Analyse de la cybermenace en 2018 – Les 5 grandes tendances en France et en Europe

1. Cyber-espionnage

Préoccupation majeure de l’ANSSI en 2018, le cyber-espionnage représente le risque le plus élevé pour les organisations selon l’agence.

D’une extrême discrétion et bénéficiant d’importants moyens financiers, les attaquants planifient sur plusieurs années des attaques très ciblées et techniquement très sophistiquées. Il a été constaté en 2018, que ces cyberattaquants s’intéressent de plus en plus aux secteurs d’activité d’importance vitale  et aux infrastructures critiques spécifiques, tels que les secteurs de la défense, de la santé ou de la recherche.

2. Attaques indirectes

Les attaques indirectes ont connu une importante hausse en 2018, selon l’ANSSI. En effet, pour contourner les mesures de sécurité mises en place par les grands groupes, étant de plus en plus conscients du risque cyber, les attaquants visent les intermédiaires, tels que les fournisseurs ou les prestataires, qui sont plus vulnérables, pour atteindre leurs cibles finales.

Compromettre un seul partenaire suffit pour toucher plusieurs entreprises. Il est donc primordial de choisir des partenaires qui placent la sécurité de leur système d’information au premier plan de leurs préoccupations.
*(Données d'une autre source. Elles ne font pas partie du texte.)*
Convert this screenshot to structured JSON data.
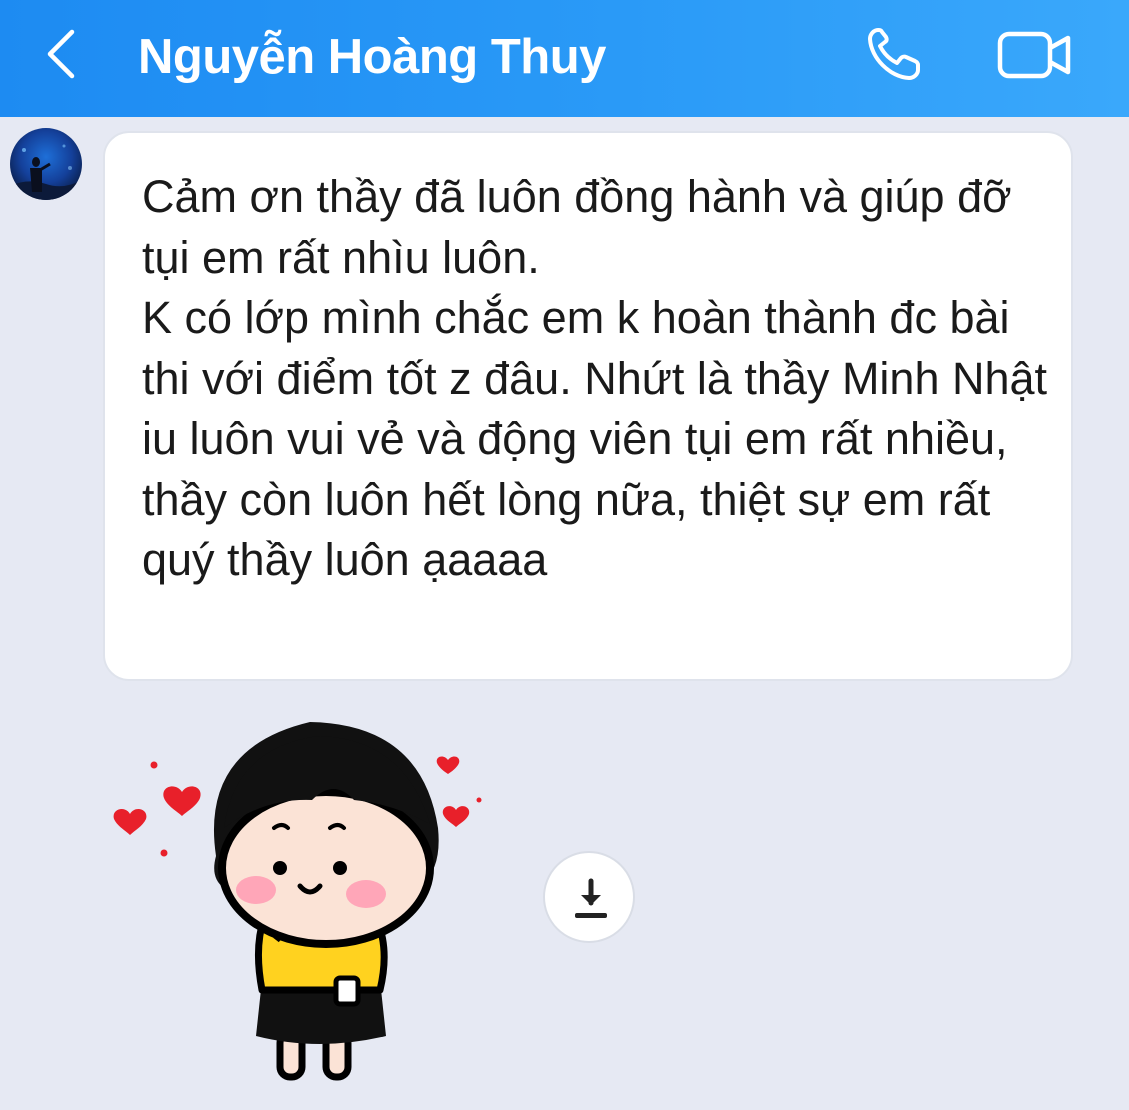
{
  "header": {
    "contact_name": "Nguyễn Hoàng Thuy",
    "icons": {
      "back": "chevron-left-icon",
      "call": "phone-icon",
      "video": "video-camera-icon"
    },
    "background_color": "#1d8bf2"
  },
  "messages": [
    {
      "sender": "Nguyễn Hoàng Thuy",
      "type": "text",
      "text": "Cảm ơn thầy đã luôn đồng hành và giúp đỡ tụi em rất nhìu luôn.\nK có lớp mình chắc em k hoàn thành đc bài thi với điểm tốt z đâu. Nhứt là thầy Minh Nhật iu luôn vui vẻ và động viên tụi em rất nhiều, thầy còn luôn hết lòng nữa, thiệt sự em rất quý thầy luôn ạaaaa"
    },
    {
      "sender": "Nguyễn Hoàng Thuy",
      "type": "sticker",
      "sticker": "girl-with-hearts-sticker",
      "action_icon": "download-icon"
    }
  ],
  "colors": {
    "chat_background": "#e6e9f3",
    "bubble_background": "#ffffff",
    "text": "#1a1a1a"
  }
}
3. Opérations de déstabilisation et d’influence

De par la nature des cibles et des revendications, ces attaques à la technicité pourtant modérée, ont souvent un fort impact symbolique. Une augmentation de ces attaques a été constatée en 2018.

4. Cryptojacking

Pour rappel, le cryptojacking est une cyberattaque consistant à utiliser la puissance de l’ordinateur de sa victime afin de miner de la cryptomonnaie.
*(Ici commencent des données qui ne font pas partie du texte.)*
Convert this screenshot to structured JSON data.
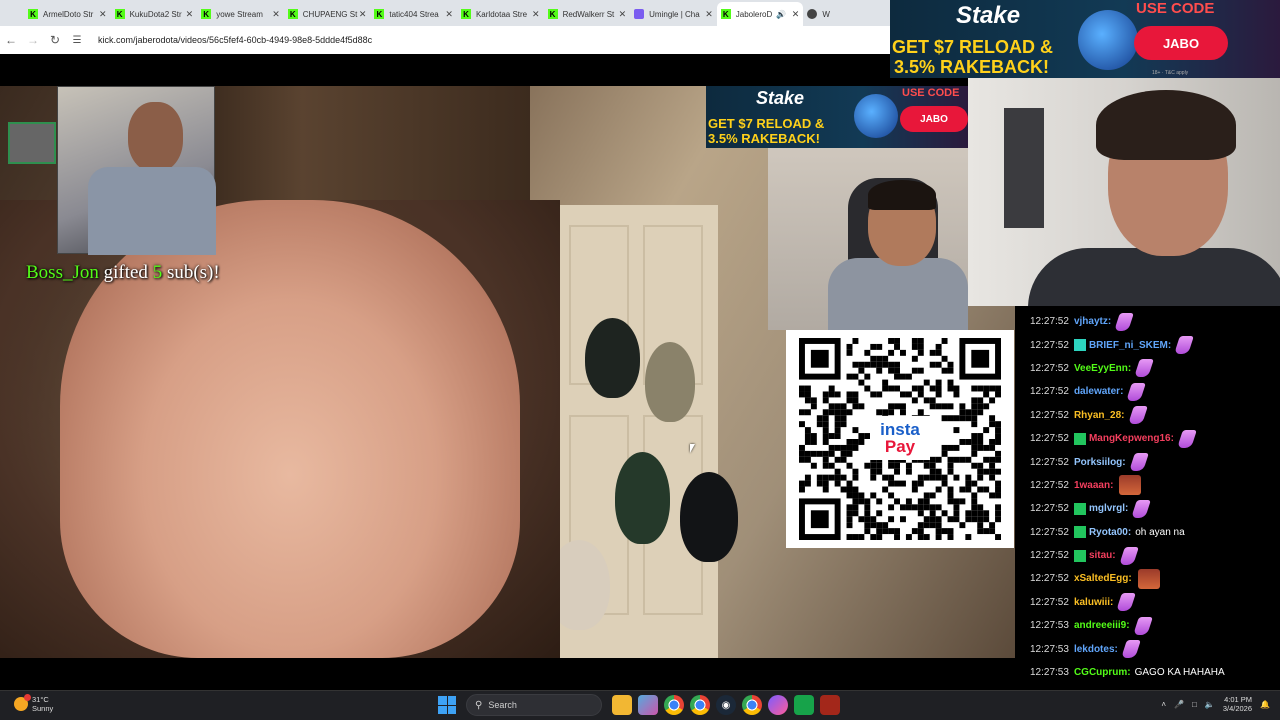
{
  "browser": {
    "tabs": [
      {
        "label": "ArmelDoto Str",
        "icon": "kick"
      },
      {
        "label": "KukuDota2 Str",
        "icon": "kick"
      },
      {
        "label": "yowe Stream",
        "icon": "kick"
      },
      {
        "label": "CHUPAENG St",
        "icon": "kick"
      },
      {
        "label": "tatic404 Strea",
        "icon": "kick"
      },
      {
        "label": "Karldotaa Stre",
        "icon": "kick"
      },
      {
        "label": "RedWalkerr St",
        "icon": "kick"
      },
      {
        "label": "Umingle | Cha",
        "icon": "umingle"
      },
      {
        "label": "JaboleroD",
        "icon": "kick",
        "active": true
      },
      {
        "label": "W",
        "icon": "globe"
      }
    ],
    "url": "kick.com/jaberodota/videos/56c5fef4-60cb-4949-98e8-5ddde4f5d88c"
  },
  "stream": {
    "gift_user": "Boss_Jon",
    "gift_word": "gifted",
    "gift_count": "5",
    "gift_suffix": "sub(s)!"
  },
  "ads": {
    "brand": "Stake",
    "headline_1": "GET $7 RELOAD &",
    "headline_2": "3.5% RAKEBACK!",
    "use_code": "USE CODE",
    "code": "JABO",
    "fineprint": "18+ · T&C apply"
  },
  "qr": {
    "logo_line_1": "insta",
    "logo_line_2": "Pay"
  },
  "chat": {
    "messages": [
      {
        "time": "12:27:52",
        "user": "vjhaytz:",
        "color": "#60a5fa",
        "badge": "",
        "text": "",
        "emote": "pink"
      },
      {
        "time": "12:27:52",
        "user": "BRIEF_ni_SKEM:",
        "color": "#60a5fa",
        "badge": "teal",
        "text": "",
        "emote": "pink"
      },
      {
        "time": "12:27:52",
        "user": "VeeEyyEnn:",
        "color": "#53fc18",
        "badge": "",
        "text": "",
        "emote": "pink"
      },
      {
        "time": "12:27:52",
        "user": "dalewater:",
        "color": "#60a5fa",
        "badge": "",
        "text": "",
        "emote": "pink"
      },
      {
        "time": "12:27:52",
        "user": "Rhyan_28:",
        "color": "#fbbf24",
        "badge": "",
        "text": "",
        "emote": "pink"
      },
      {
        "time": "12:27:52",
        "user": "MangKepweng16:",
        "color": "#f43f5e",
        "badge": "green",
        "text": "",
        "emote": "pink"
      },
      {
        "time": "12:27:52",
        "user": "Porksiilog:",
        "color": "#93c5fd",
        "badge": "",
        "text": "",
        "emote": "pink"
      },
      {
        "time": "12:27:52",
        "user": "1waaan:",
        "color": "#f43f5e",
        "badge": "",
        "text": "",
        "emote": "face"
      },
      {
        "time": "12:27:52",
        "user": "mglvrgl:",
        "color": "#93c5fd",
        "badge": "green",
        "text": "",
        "emote": "pink"
      },
      {
        "time": "12:27:52",
        "user": "Ryota00:",
        "color": "#93c5fd",
        "badge": "green",
        "text": "oh ayan na",
        "emote": ""
      },
      {
        "time": "12:27:52",
        "user": "sitau:",
        "color": "#f43f5e",
        "badge": "green",
        "text": "",
        "emote": "pink"
      },
      {
        "time": "12:27:52",
        "user": "xSaltedEgg:",
        "color": "#fbbf24",
        "badge": "",
        "text": "",
        "emote": "face"
      },
      {
        "time": "12:27:52",
        "user": "kaluwiii:",
        "color": "#fbbf24",
        "badge": "",
        "text": "",
        "emote": "pink"
      },
      {
        "time": "12:27:53",
        "user": "andreeeiii9:",
        "color": "#53fc18",
        "badge": "",
        "text": "",
        "emote": "pink"
      },
      {
        "time": "12:27:53",
        "user": "lekdotes:",
        "color": "#60a5fa",
        "badge": "",
        "text": "",
        "emote": "pink"
      },
      {
        "time": "12:27:53",
        "user": "CGCuprum:",
        "color": "#53fc18",
        "badge": "",
        "text": "GAGO KA HAHAHA",
        "emote": ""
      }
    ]
  },
  "taskbar": {
    "temp": "31°C",
    "condition": "Sunny",
    "search_placeholder": "Search",
    "time": "4:01 PM",
    "date": "3/4/2026"
  }
}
En 2018, de nombreuses attaques de ce type ont été observées, les attaquants de plus en plus organisés, profitent des failles de sécurité pour compromettre les équipements de leurs victimes en déposant des mineurs de cryptomonnaies sans qu’elles ne s’en aperçoivent.

5. Fraudes en ligne

La fraude en ligne constitue une cybermenace permanente aussi bien pour les entreprises et les grandes organisations que pour les particuliers. L’ANSSI a noté une importante évolution des fraudes en ligne l’année dernière. Les grands opérateurs se préoccupant de plus en plus de la cybersécurité, les attaquants se tournent alors vers des cibles moins exposées mais plus vulnérables, telles que les collectivités territoriales ou les acteurs du secteur de la santé qui ont été ainsi les cibles de nombreuses attaques de phishing en 2018.

Conclusion

La multiplicité et l’ampleur des attaques observées durant l’année 2018, démontrent qu’il est primordial de mettre en place des mesures de sécurité pour prévenir ces cybermenaces, aussi bien au sein des grandes organisations, des grands groupes que des petites entreprises.
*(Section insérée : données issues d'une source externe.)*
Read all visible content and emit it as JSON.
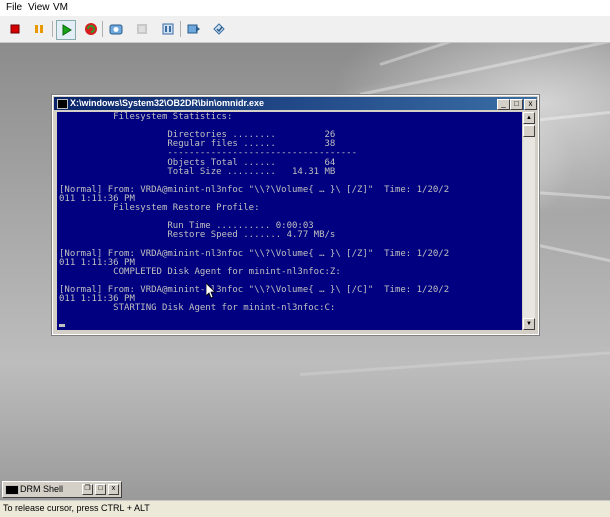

« Le constat est sans appel : 2018 prouve une nouvelle fois que le risque numérique, loin d’être éthéré, doit être au cœur de nos préoccupations. Et pas seulement celles de l’ANSSI ! Les attaques informatiques touchent toute la société. C’est pourquoi nous devons tous nous emparer du sujet. », explique Guillaume Poupard, Directeur Général de l’ANSSI.